While it is important to protect people, those same people must also be able to access what they need. That is why articles like this provide so much value — because they reduce the occurrence of false positives without compromising any form of safety for everyone involved. They also provide a basis off of which others can work, so more options for protecting the Web and avoiding false positives can be created. The context in which the authors are working may need to be adjusted in order to provide maximum effectiveness, but that does not mean that what they have already created does not have strong merit for their field of study.

References

Bace, R.G. (2000). Intrusion Detection. Macmillan Technical Publishing, Indianapolis, IN, USA.

Coit,, C.J., Staniford, S., & McAlerney, J. (2001). Towards Faster Pattern Matching for Intrusion Detection or Exceeding the Speed of Snort. In Proc. 2nd DARPA Information Survivability Conference and Exposition.

Dean, D., Felten, E.W., & Wallach, D.S. (1996). Java security: From HotJava to Netscape and beyond. In IEEE Symposium on Security and Privacy.

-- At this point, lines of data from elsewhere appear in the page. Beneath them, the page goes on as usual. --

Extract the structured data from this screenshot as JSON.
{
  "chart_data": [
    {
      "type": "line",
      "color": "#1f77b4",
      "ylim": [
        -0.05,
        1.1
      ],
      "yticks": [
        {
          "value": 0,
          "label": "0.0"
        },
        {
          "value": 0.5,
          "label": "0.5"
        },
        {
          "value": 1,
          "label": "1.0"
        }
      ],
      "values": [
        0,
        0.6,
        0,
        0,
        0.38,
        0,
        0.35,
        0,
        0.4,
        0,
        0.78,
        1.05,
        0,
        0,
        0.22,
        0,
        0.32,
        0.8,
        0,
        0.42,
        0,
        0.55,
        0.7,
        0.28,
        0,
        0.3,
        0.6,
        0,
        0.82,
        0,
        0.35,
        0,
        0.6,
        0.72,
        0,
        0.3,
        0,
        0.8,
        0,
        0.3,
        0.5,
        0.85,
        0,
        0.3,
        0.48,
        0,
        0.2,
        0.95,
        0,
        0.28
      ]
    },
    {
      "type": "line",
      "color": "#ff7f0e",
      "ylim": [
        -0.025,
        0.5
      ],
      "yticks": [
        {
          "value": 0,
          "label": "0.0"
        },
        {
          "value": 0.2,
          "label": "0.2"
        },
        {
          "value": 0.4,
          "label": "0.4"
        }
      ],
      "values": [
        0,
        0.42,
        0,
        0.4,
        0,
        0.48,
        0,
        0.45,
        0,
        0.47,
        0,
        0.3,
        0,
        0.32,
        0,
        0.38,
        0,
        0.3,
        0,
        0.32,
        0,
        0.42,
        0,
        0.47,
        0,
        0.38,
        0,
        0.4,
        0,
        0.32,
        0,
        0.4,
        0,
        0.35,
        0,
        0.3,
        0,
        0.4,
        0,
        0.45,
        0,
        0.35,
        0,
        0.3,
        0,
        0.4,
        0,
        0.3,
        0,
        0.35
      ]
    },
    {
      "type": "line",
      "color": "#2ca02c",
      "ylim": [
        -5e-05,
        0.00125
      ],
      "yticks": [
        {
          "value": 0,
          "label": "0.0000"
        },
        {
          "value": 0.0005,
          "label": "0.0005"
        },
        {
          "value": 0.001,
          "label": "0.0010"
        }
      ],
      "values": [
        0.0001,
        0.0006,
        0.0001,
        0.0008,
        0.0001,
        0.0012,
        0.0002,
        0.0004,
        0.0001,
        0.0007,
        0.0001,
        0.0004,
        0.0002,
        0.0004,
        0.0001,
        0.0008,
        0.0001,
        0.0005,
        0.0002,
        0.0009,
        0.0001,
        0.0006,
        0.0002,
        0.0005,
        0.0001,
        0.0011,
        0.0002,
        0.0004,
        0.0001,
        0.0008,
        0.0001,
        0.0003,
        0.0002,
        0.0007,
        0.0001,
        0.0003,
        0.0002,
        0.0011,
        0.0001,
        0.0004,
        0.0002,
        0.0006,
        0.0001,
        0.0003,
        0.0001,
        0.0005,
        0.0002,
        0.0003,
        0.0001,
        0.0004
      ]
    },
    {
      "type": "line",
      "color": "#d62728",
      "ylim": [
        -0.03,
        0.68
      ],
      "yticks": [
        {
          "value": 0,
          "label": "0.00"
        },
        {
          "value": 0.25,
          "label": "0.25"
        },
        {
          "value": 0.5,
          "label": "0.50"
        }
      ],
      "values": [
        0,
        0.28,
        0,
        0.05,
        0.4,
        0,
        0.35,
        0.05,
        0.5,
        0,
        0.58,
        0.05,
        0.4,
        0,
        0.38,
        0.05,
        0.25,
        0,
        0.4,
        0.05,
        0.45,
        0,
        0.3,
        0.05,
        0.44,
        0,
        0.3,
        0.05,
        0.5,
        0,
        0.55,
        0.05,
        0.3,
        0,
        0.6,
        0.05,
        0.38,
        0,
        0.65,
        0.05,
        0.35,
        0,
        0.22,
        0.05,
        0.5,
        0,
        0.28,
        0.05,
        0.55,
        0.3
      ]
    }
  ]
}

Gajek, S., Schwenk, J., & Xuan, C. (2008). On the insecurity of Microsoft’s identity metasystem. Tech. Rep. HGI-TR-2008-003, Horst Gortz Institute for IT Security, Ruhr University Bochum.

Haines, J., Rossey, L, Lippmann, R., & Cunningham, R. (2001). Extending the 1999 Evaluation. In Proc. 2nd DARPA Information Survivability Conference and Exposition.

Jackson, C., Barth, A., Bortz, A., Shao, W., & Boneh, D., (2009). Protecting browsers from DNS rebinding attacks. ACM Transactions on the Web, 3(1): 1-26.

Karlof, C.K., Shankar, U., Tygar, D., & Wagner, D. (2007). Dynamic pharming attacks and the locked same-origin policies for Web browsers. In Proceedings of the ACM Conference on Computer and Communications Security (CCS).

Sommer, R., & Paxson, V. (2003). Enhancing byte-level network intrusion detection signatures with context. Proceedings of the 10th ACM Conference on Computer and Communication Security: 262-271.